State athletic commissions also test UFC athletes, but usually far less than the UFC/USADA tests them. They are independent, technically. There is still a troubling amount of interdependence between promoters and athletic commissions, however, and commissions are often cash-strapped, which leaves open the door to the UFC and other promotions sometimes effectively self-regulating themselves on a host of issues.

It used to be that state commissions were the only ones who tested UFC athletes for banned substances. A few years ago, however, the UFC took the bulk of testing of its athletes into its own hands by hiring USADA.

USADA’s supposed rules and protocols can and have subsequently been disregarded on occasions when they got in the way of the UFC booking big fights when they wanted them. This happened with Brock Lesnar before UFC 200, and he then proceeded to bludgeon Mark Hunt while hopped up on performance-enhancing drugs.

The UFC and USADA’s rules are also often troublingly fluid, and the process for determining those rules is done away from public view, as just happened with Diaz. We’re only told by the UFC what supposedly happened after Diaz blew the whistle.

We’re told that rules were already changed, or about to be, or were sort of agreed upon in principle, and we were told that it matters if a fighter intended to take a banned substance or not. Well, sometimes, but not always, which is something that wasn’t the case a few years ago when commissions like Nevada’s did not show much mercy at all to the tainted-supplement defense.
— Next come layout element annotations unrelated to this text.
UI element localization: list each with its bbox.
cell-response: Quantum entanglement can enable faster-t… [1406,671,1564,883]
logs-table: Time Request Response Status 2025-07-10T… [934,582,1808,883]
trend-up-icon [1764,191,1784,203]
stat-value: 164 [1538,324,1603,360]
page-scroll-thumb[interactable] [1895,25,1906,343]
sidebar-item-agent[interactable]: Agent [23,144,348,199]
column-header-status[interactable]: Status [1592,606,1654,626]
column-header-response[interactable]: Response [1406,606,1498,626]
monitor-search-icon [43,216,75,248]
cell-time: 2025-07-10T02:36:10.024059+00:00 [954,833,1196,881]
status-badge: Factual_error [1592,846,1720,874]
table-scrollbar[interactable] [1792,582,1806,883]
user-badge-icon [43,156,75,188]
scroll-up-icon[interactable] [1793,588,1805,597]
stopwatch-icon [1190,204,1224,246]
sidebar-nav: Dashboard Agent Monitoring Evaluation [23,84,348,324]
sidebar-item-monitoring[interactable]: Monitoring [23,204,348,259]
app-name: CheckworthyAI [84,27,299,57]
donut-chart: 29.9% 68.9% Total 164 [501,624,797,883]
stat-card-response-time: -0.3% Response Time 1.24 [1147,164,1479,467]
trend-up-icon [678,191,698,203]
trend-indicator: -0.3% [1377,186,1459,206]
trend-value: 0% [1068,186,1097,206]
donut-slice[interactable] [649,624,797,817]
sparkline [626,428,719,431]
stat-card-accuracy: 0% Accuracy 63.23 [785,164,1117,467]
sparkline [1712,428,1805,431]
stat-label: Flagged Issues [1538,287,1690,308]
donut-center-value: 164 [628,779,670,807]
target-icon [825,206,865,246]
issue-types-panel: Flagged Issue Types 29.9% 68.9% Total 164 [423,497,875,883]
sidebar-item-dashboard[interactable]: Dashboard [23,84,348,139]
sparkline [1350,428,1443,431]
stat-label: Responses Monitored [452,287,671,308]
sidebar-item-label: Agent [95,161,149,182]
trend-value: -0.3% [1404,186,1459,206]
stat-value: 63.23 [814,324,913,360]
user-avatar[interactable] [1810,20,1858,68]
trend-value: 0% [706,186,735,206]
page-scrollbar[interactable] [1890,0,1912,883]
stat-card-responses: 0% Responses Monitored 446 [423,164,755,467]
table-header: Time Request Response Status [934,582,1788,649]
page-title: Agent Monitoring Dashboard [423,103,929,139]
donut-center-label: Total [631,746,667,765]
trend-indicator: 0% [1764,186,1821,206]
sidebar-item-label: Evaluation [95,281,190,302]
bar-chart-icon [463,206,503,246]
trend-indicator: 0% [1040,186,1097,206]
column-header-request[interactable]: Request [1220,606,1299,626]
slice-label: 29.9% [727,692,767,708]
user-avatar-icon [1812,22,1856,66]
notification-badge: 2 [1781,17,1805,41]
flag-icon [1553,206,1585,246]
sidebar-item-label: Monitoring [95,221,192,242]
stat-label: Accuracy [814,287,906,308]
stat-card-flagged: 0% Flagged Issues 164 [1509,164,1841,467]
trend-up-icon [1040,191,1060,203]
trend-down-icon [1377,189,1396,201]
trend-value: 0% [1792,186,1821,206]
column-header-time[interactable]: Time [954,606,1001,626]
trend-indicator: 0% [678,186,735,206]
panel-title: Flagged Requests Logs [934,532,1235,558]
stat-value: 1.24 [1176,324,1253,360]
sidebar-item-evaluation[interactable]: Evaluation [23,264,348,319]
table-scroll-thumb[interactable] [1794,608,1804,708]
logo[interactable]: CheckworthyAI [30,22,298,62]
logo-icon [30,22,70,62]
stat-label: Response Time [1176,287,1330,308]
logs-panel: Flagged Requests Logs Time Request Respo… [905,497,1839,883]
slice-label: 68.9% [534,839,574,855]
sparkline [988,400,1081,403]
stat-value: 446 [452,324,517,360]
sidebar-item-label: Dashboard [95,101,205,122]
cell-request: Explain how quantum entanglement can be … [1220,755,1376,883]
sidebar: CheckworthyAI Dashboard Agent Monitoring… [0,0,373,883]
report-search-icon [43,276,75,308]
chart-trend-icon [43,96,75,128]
NEW YORK, NEW YORK - SEPTEMBER 19: Jorge Masvidal and Nate Diaz after their face off during a press conference ahead of UFC 244 at The Rooftop at Pier 17 on September 19, 2019 in New York City. (Photo by Michael Owens/Zuffa LLC/Zuffa LLC)
Jorge Masvidal and Nate Diaz after their face off during a press conference ahead of UFC 244 at The Rooftop at Pier 17 on Sept. 19, 2019 in New York City. (Michael Owens/Zuffa LLC/)

We’re not told why, though, and we’re not told who the experts are who were able to determine that Diaz didn’t “cheat” even though he tested positive for banned substances. It’s similar to the way we’re told that Jon Jones didn’t “cheat” for the banned substance repeatedly found in his system which we’re also told may always stay in his system so, you know, just expect him to continue to test positive and be alright with that. We’re also not told why Diaz’s case was able to be resolved so quickly, and by who, exactly, despite the fact that fighters like Neil Magny were told there was not enough time to get to the bottom of their cases and were pulled from fights.

The UFC/USADA investigations and disciplinary processes are done behind closed doors and not subject to the same level of inquiry from journalists as state commission ones which are public proceedings. So, the UFC/USADA processes are opaque.

Fighters have been suspended for supposed violations without the public knowing, after investigations and hearings conducted in secret, and then put on the shelf for a long time behind closed doors. Diaz’s case may have ended the way most of us desired, but it still happened in the dark without much explanation of what occurred and why.

Fighters not as powerful as Diaz have missed fights and paydays that their families depend on when in a similar position as the one Diaz so quickly resolved by speaking out. We were told, then, that there wasn’t enough time to get to the truth in time for their fights to happen.

This time we were told that there somehow was enough time and that unnamed experts deemed Diaz to not be a cheater despite his having banned substances in his system.

Big name fighters like Lesnar, Jones and Diaz get to circumvent the mushy rules or have them interpreted through non-accessible processes in their favor or have their cases expedited while other fighters don’t.

That has everything to do with exercises in power and nothing to do with fairness or caring about athlete wellness.